Cells have developed a diversity of mechanisms to deal with stress-induced cell death, such as cell cycle arrest and activation of the DNA repair. Recent studies indicated that ERp29 can function as a tumor suppressive protein, which protects cells from stress by inhibiting cell growth and primary tumor formation and preventing signaling pathways that facilitate Epithelial–mesenchymal transition (EMT) (16, 19, 20). This protein has important roles in cancer cells including the induction of mesenchymal–epithelial transition (MET) and epithelial morphogenesis as well (21, 22). These functions promote the survival of cancer cells and metastasis (23, 24).

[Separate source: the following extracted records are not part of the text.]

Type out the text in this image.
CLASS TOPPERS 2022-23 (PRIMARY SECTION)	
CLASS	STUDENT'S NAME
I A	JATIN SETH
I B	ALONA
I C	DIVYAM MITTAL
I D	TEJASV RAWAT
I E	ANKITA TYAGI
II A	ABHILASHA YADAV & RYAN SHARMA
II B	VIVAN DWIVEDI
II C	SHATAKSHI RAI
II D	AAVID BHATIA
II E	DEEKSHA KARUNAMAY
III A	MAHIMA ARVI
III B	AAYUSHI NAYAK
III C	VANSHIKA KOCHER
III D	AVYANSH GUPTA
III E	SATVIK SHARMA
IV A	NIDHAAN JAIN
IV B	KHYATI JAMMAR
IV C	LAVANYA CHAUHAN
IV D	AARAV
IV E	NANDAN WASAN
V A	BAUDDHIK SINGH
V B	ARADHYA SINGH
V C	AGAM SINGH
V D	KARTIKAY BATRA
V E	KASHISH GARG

Current studies show that ERp29 expression in axotomized neurons, protects cells from apoptosis and promotes neuronal regeneration (25). In breast tumors and colon cancer, ERp29 expression associates with metastasis and prognostic risks of cancer. So, in these cases reduce relapse time of disease and short survival time of patients are expected (26).

Dysregulation of the Wnt/β-catenin signaling pathway plays an essential role in gastrointestinal cancers, including colorectal cancer and gastric cancer (27, 28). In the nucleus, β-catenin interacts with family of transcription factors to induce target gene transcription which are related to proliferation, such as Cyclin D1 and c-Myc (24, 27, 29).

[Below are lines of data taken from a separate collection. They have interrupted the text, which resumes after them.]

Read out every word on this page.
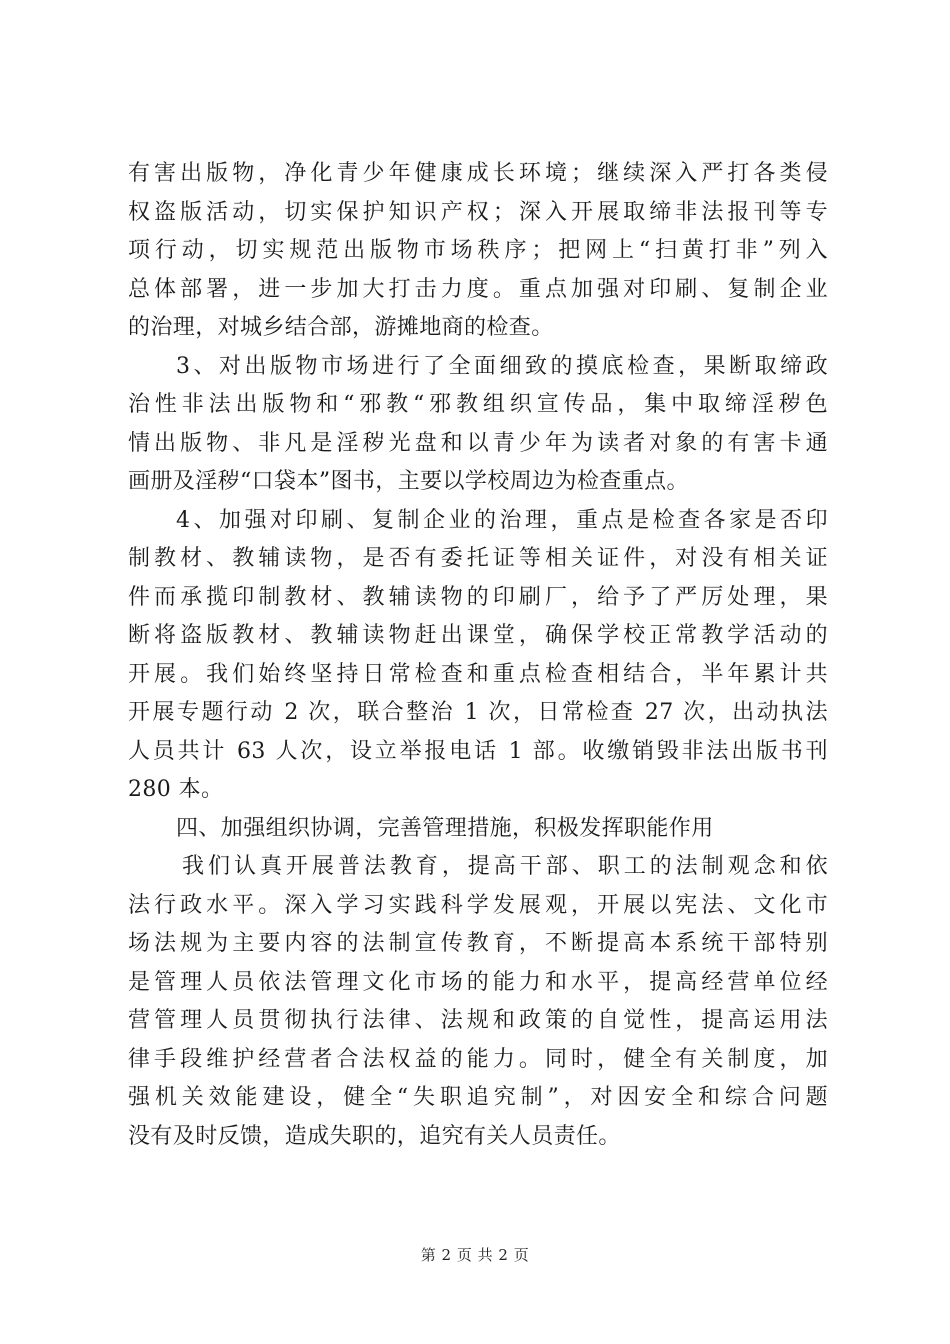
有害出版物，净化青少年健康成长环境；继续深入严打各类侵
权盗版活动，切实保护知识产权；深入开展取缔非法报刊等专
项行动，切实规范出版物市场秩序；把网上“扫黄打非”列入
总体部署，进一步加大打击力度。重点加强对印刷、复制企业
的治理，对城乡结合部，游摊地商的检查。
3、对出版物市场进行了全面细致的摸底检查，果断取缔政
治性非法出版物和“邪教“邪教组织宣传品，集中取缔淫秽色
情出版物、非凡是淫秽光盘和以青少年为读者对象的有害卡通
画册及淫秽“口袋本”图书，主要以学校周边为检查重点。
4、加强对印刷、复制企业的治理，重点是检查各家是否印
制教材、教辅读物，是否有委托证等相关证件，对没有相关证
件而承揽印制教材、教辅读物的印刷厂，给予了严厉处理，果
断将盗版教材、教辅读物赶出课堂，确保学校正常教学活动的
开展。我们始终坚持日常检查和重点检查相结合，半年累计共
开展专题行动 2 次，联合整治 1 次，日常检查 27 次，出动执法
人员共计 63 人次，设立举报电话 1 部。收缴销毁非法出版书刊
280 本。
四、加强组织协调，完善管理措施，积极发挥职能作用
我们认真开展普法教育，提高干部、职工的法制观念和依
法行政水平。深入学习实践科学发展观，开展以宪法、文化市
场法规为主要内容的法制宣传教育，不断提高本系统干部特别
是管理人员依法管理文化市场的能力和水平，提高经营单位经
营管理人员贯彻执行法律、法规和政策的自觉性，提高运用法
律手段维护经营者合法权益的能力。同时，健全有关制度，加
强机关效能建设，健全“失职追究制”，对因安全和综合问题
没有及时反馈，造成失职的，追究有关人员责任。
第 2 页 共 2 页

Over-expression ERp29 in MDA-MB-231 cells led to translocation of nuclear b-catenin to membrane and causes abolishes its transcription activity (21). Indeed, ERp29 significantly decreased the expression of cyclin D1/D2 [36], indicating an inhibitory effect of ERp29 on this pathway (30). On the other hands, expression of ERp29 in this cell type increased the nuclear expression of TCF3, a transcription factor regulating cancer cell differentiation (30-32).

On the other hands, H. pylori infection is another important factor influencing the Wnt/ β-catenin signaling pathway (33-35). Franco et al. reported that CagA-positive H. pylori altered β-catenin localization and increased β-catenin nuclear accumulation in gastric epithelial cells AGS so, the Wnt/β-catenin signaling pathway is activated (36, 37). Results of this study show that on one hand, ERp29 increased by H. pylori infection and on the other hand SETSIP, which has a role in cell differentiation, over expressed in this infected cell line. These results showed that there may be other mechanisms which H.pylori regulates β-catenin and the Wnt/β-catenin signaling pathway in AGS cell line.

To understandpathogenic mechanism of H. pylori infection in the infected host, realizing the role of each protein and its possible relationship with gastric diseases is vital. Since there is a broad biological function of ERp29 in gastric epithelial cells, targeting this protein and/or its downstream molecules as a new anti-cancer molecular therapeutic approach need further studies.

Conflict of interests

The authors declare that they have no conflict of interest.